Tuesday, March 22, 2016

Turnover Tuesdays - Staples Easy Rebates are the Best Rebates

For those who are not familiar, I started a series a while back called Turnover Tuesdays. Every Tuesday I like to highlight one item that I have resold. This will include profitable and non profitable sales. I hope that there is always something to learn.









The Item - Toshiba Satellite C55D-B5294 Laptop



On a tip from a reader I bought 5 Toshiba Satellite C55D-B5294 laptops from Staples back on 10/15/2015.  Each laptop cost me $299.99 or $320.99 with tax.  Total price was $1604.95






Credit Card Points 


I bought it with my Chase INK so that is about 1,600 Ultimate Rewards points per unit, worth a minimum of $16


Shopping Portal


I used Upromise for 5% back that's about $15 (only on pretax amount) per unit



Loyalty Points


I earned 5% in Staples Rewards.  That's another $15


Fulfillment by Amazon Fees


I sold all five from between November 13th to November 24th.  I sold the first for $351 and sold the rest for $358.

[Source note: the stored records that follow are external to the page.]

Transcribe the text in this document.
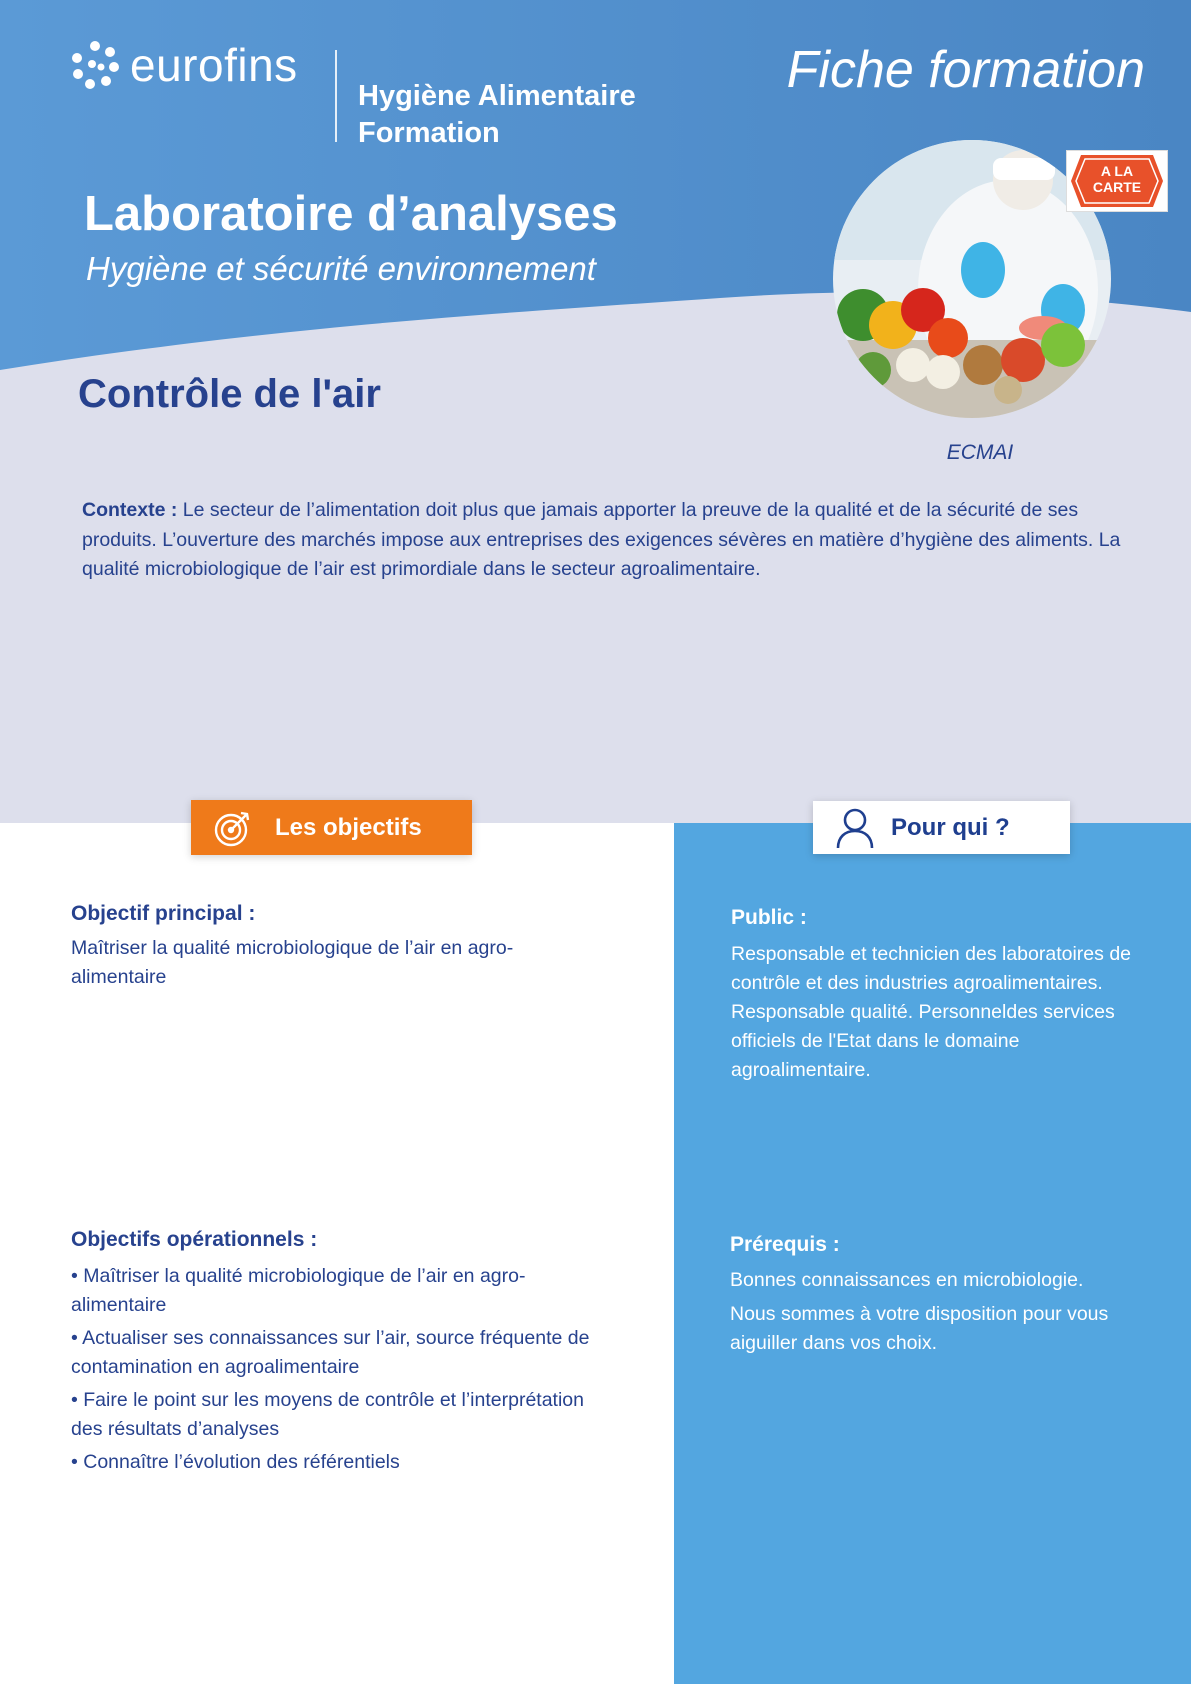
eurofins
Hygiène Alimentaire
Formation
Fiche formation
Laboratoire d’analyses
Hygiène et sécurité environnement
A LA
CARTE
Contrôle de l'air
ECMAI
Contexte : Le secteur de l’alimentation doit plus que jamais apporter la preuve de la qualité et de la sécurité de ses produits. L’ouverture des marchés impose aux entreprises des exigences sévères en matière d’hygiène des aliments. La qualité microbiologique de l’air est primordiale dans le secteur agroalimentaire.
Les objectifs	Pour qui ?
Objectif principal :
Maîtriser la qualité microbiologique de l’air en agro-alimentaire
Objectifs opérationnels :
• Maîtriser la qualité microbiologique de l’air en agro-alimentaire
• Actualiser ses connaissances sur l’air, source fréquente de contamination en agroalimentaire
• Faire le point sur les moyens de contrôle et l’interprétation des résultats d’analyses
• Connaître l’évolution des référentiels
Public :
Responsable et technicien des laboratoires de contrôle et des industries agroalimentaires. Responsable qualité. Personneldes services officiels de l'Etat dans le domaine agroalimentaire.
Prérequis :
Bonnes connaissances en microbiologie.
Nous sommes à votre disposition pour vous aiguiller dans vos choix.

Fees were about $21.50 per item plus shipping of about $3-4 per item.  Let's call it $25 in fees for ease of calculations.






The Haul  


I paid $320.99 and I earned ~$330 per unit after fees and shipping on average.  That's not much, only about 3%



Here is how the numbers work
Cash = ~$10
Credit Card Points = $16 minimum 
Portal Points = $15
Loyalty points = $15


If you include all the extra, it comes out to $56 per unit or 17%.  Not horrible but not wonderful either!


Staples Easy Rebates


If you look at my picture from Inventory lab you will see a buy cost of $270.99, instead of $320.99.  That's because each one of these came with a $50 Staples Easy Rebate.

I am normally not a fan of rebates at all.  They almost always require you to cut out the UPC which makes it very difficult to sell the item as new.

Staples Easy Rebates however are very different.  You fill out a form online and your rebate is done.  No cutting out UPCs.  Therefore, my cost basis went down by $50 per laptop.  That's a big deal on ROI numbers.




Patient, Patience, Patience





The hardest part about writing this is looking at the current price on Amazon.






That's $70 more per laptop!  I would have made an extra 20%.  Oh man does that sting!


I see tons of these patterns on old sales of mine and the common thread that I see is that I have no idea how to predict which ones will eventually get much more expensive and which ones get cheaper.   I have theories but nothing I am proud of yet.


Here is the Keepa chart for this item:



The dates of increased offers (and decreased price) correspond exactly to after the Staples sale.  If you don't think other sellers are finding the exact same sales you are finding, you are dead wrong.  Some are more public than others but there are resellers following every sale at the big chains and you will sell too low if you are not fast or patient.